Group: Fixed sort with removed columns
Stack: Fixed origin column in remap mode
Join: Fixed DSS engine wrongly joining dates when they coincide with Daylight Saving Time change
Hive: Added schema propagation support on Hive recipes
Push To Editable: added schema propagation when running the recipe

Stories ¶

Fixed deletion of Stories from workspaces
Fixed PDF and PPTX export when a filter prompt is included in a Story

Coding & API ¶

Fixed DSSUser.get_client_as with encrypted RPC
Fixed DSSManagedFolder.list_paths_in_partition not correctly returning an exception when enumeration stops due to “too many files” error
Fixed “Date only” columns generated by Python recipes being created as string instead of “Datetime with tz”
Fixed SQLExecutor2.exec_recipe_fragment when the recipe has a managed folder output
Fixed bad error message returned by scenario_run.wait_for_completion() when the scenario fails
Adapted Dash webapp template to be compatible with Dash 3

Git ¶

Added integrity check on project configuration files when resolving a conflict during merge request

Governance ¶

Added an option in emails notification settings to automatically set the sender field of the email as the user who performed the action triggering the notification
Added ability to set the profiles of multiple users at the same time
Added an option to include a dump of the database in instance diagnostics
Improved the template selection when creating an artifact
Removed some static filters: Country and Sponsor from Governed project page, and Region, Sponsor and Business function from Business Initiative page.
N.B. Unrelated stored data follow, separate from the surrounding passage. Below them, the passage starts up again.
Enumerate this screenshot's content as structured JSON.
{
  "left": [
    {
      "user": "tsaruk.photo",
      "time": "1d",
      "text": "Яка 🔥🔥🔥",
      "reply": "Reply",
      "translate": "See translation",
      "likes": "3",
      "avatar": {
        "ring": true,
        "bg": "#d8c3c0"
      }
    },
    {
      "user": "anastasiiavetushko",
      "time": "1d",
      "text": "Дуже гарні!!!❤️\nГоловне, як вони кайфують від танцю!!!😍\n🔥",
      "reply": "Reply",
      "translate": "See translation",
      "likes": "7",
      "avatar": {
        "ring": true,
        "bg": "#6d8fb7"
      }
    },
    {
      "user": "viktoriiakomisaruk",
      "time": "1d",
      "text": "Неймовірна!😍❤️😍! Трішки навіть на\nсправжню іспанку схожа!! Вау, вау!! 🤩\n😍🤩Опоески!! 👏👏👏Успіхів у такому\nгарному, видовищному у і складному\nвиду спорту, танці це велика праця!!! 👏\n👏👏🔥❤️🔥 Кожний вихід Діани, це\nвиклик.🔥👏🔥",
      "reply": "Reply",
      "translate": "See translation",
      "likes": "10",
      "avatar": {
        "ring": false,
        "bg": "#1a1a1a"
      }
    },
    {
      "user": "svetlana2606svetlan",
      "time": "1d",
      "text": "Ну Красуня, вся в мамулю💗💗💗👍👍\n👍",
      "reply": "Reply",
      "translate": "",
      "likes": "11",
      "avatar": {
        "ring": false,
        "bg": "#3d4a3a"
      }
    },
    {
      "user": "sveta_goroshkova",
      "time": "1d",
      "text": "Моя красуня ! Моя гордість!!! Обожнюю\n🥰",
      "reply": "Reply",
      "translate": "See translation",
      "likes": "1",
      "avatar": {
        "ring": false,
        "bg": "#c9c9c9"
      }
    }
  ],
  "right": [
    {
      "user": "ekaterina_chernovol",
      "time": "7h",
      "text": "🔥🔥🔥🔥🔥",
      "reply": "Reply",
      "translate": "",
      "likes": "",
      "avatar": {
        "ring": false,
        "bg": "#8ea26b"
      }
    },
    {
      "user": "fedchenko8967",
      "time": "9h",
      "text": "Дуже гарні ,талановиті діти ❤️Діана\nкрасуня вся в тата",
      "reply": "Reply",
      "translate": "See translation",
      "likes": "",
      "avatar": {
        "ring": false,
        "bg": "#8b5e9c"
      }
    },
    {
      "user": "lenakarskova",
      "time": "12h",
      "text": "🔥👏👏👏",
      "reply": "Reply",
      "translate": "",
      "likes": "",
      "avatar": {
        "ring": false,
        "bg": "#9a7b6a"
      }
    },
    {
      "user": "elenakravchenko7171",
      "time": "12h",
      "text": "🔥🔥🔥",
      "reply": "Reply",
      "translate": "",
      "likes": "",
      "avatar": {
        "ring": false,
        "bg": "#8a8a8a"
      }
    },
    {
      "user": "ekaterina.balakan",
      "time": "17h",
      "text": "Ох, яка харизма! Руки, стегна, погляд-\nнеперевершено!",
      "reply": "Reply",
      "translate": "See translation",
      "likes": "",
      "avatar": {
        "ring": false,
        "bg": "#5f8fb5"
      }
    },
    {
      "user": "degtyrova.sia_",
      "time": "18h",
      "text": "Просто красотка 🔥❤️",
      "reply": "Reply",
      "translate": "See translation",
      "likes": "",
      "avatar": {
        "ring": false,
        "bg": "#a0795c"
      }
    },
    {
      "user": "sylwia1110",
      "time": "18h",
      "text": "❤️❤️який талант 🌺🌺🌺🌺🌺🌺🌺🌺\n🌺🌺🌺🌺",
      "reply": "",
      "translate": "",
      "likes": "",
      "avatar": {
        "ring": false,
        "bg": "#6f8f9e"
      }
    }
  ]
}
Note that you can still filter on those fields using a custom filter.
Fixed sticky right panel when switching between tabs
Fixed inconsistent naming of blueprints and blueprint versions for Dataiku items between right panel and artifact page header or minicard.
Fixed group edition page title to display the name of the group
Fixed custom page edition
Fixed Augmented LLMs displayed as governable when they should not because their project is not governed and user doesn’t have the permission to govern the project
Fixed text selection in text field within a list

Elastic AI ¶

GKE: Don’t install NVidia drivers when GPU is not requested

Cloud Stacks ¶

Azure: Remove v6 instance types that cannot be used
Improved propagation of tags to Cloud resources

Performance & Stability ¶

Fixed possible crash when computing a map chart with enormous geometries
Reduced performance impact of indexing in the catalog / DSS items search

Misc ¶

Fixed prediction classes not properly set when deploying a classification model from an experiment tracking run
Fixed API Designer test failure when using an Oracle connection for bundled data
The plugin “Usages” tab now accounts for Agents, Tools, and LLM Guardrails
Fixed possible failures of webapps when using public mode or vanity URLs
Fixed issues with webapp duplication

Version 13.4.2 - March 12th, 2025 ¶

DSS 13.4.2 is a bugfix release

Performance ¶

Fixed thread leak when writing Parquet files on S3 via non-regional endpoints

Version 13.4.1 - February 21st, 2025 ¶

DSS 13.4.1 is a bugfix release

LLM ¶

Allow to specify costs for custom AWS Bedrock models with a finer granularity than 0.01$
Fixed “Advanced LLM Mesh required” warning modal

Connections ¶

Fixed OAuth2 mode of Azure and Azure OpenAI Connections if token endpoint is specified
Fixed propagation of string columns max length on SQLServer and PostgreSQL datasets
Fixed MongoDB connection when using username and password fields with non default MongoDB authentication

API ¶

Fixed the drop_and_create option of Dataset#write_schema Python method

Elastic AI ¶

Fixed the “Push base images” button in “Containerized execution” settings page

Govern ¶

Fixed saved model visual agents displayed as fine-tuned saved models

Deployer ¶

Fixed project deployment save button

Plugins ¶

Fixed issue saving the visibility settings of plugins

Testing ¶

Fixed code environment selection dropdown in Pytest scenario step settings

Git ¶

Fixed “Revert project” version warning if several Dataiku upgrades had happened since the commit

Performance ¶

Fixed memory leak when writing Parquet files on S3
Fixed possible hang related to refresh token rotation
Fixed jobs failing to start on instances with hundreds of Dataiku Applications

Version 13.4.0 - February 9th, 2025 ¶

DSS 13.4.0 is a major new release, with major new features, bug fixes, security fixes, and performance improvements

New Feature: Dataiku Stories ¶

Dataiku Stories empowers business users to quickly build contextualized, interactive, and up-to-date data presentations so that they can more easily understand and share the stories hidden in their data.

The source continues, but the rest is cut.